Melanoma cell-derived exosomes in plasma of melanoma patients suppress functions of immune effector cells.

Sci Rep 2020 01 9;10(1):92. Epub 2020 Jan 9.

Department of Pathology, University of Pittsburgh School of Medicine and UPMC Hillman Cancer Center, Pittsburgh, PA, 15213, USA.

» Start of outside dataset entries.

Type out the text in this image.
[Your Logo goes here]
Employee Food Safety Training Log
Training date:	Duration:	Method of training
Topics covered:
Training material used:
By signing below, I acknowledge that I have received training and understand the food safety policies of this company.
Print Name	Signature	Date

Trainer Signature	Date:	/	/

Melanoma patients' plasma contains exosomes produced by malignant and normal cells. Plasma exosomes were isolated and separated by immunocapture into two fractions: melanoma cell-derived exosomes (MTEX) and normal cell-derived exosomes (non-MTEX). Immunosuppressive effects of MTEX on primary human immune cells were evaluated. Exosomes were isolated from plasma of 12 melanoma patients and six healthy donors (HDs). Expression levels of 19 immunoregulatory proteins in MTEX, non-MTEX and HDs exosomes were evaluated by on-bead flow cytometry. Functional/phenotypic changes induced in CD8 T or natural killer (NK) cells by MTEX or non-MTEX were compared. Plasma protein levels were higher in patients than HDs (P < 0.0009). In patients, MTEX accounted for 23-66% of total exosomes. MTEX were enriched in immunosuppressive proteins (P = 0.03). MTEX, but not HDs exosomes, inhibited CD69 expression (P ≤ 0.0008), induced apoptosis (P ≤ 0.0009) and suppressed proliferation (P ≤ 0.002) in CD8 T cells and downregulated NKG2D expression in NK cells (P = 0.001). Non-MTEX were enriched in immunostimulatory proteins (P = 0.002) and were only weakly immunosuppressive. Elevated MTEX/total exosome ratios and, surprisingly, non-MTEX ability to induce apoptosis of CD8 T cells emerged as positive correlates of disease stage. MTEX emerge as the major mechanism of tumor-induced immune suppression and as an underestimated barrier to successful melanoma immunotherapy.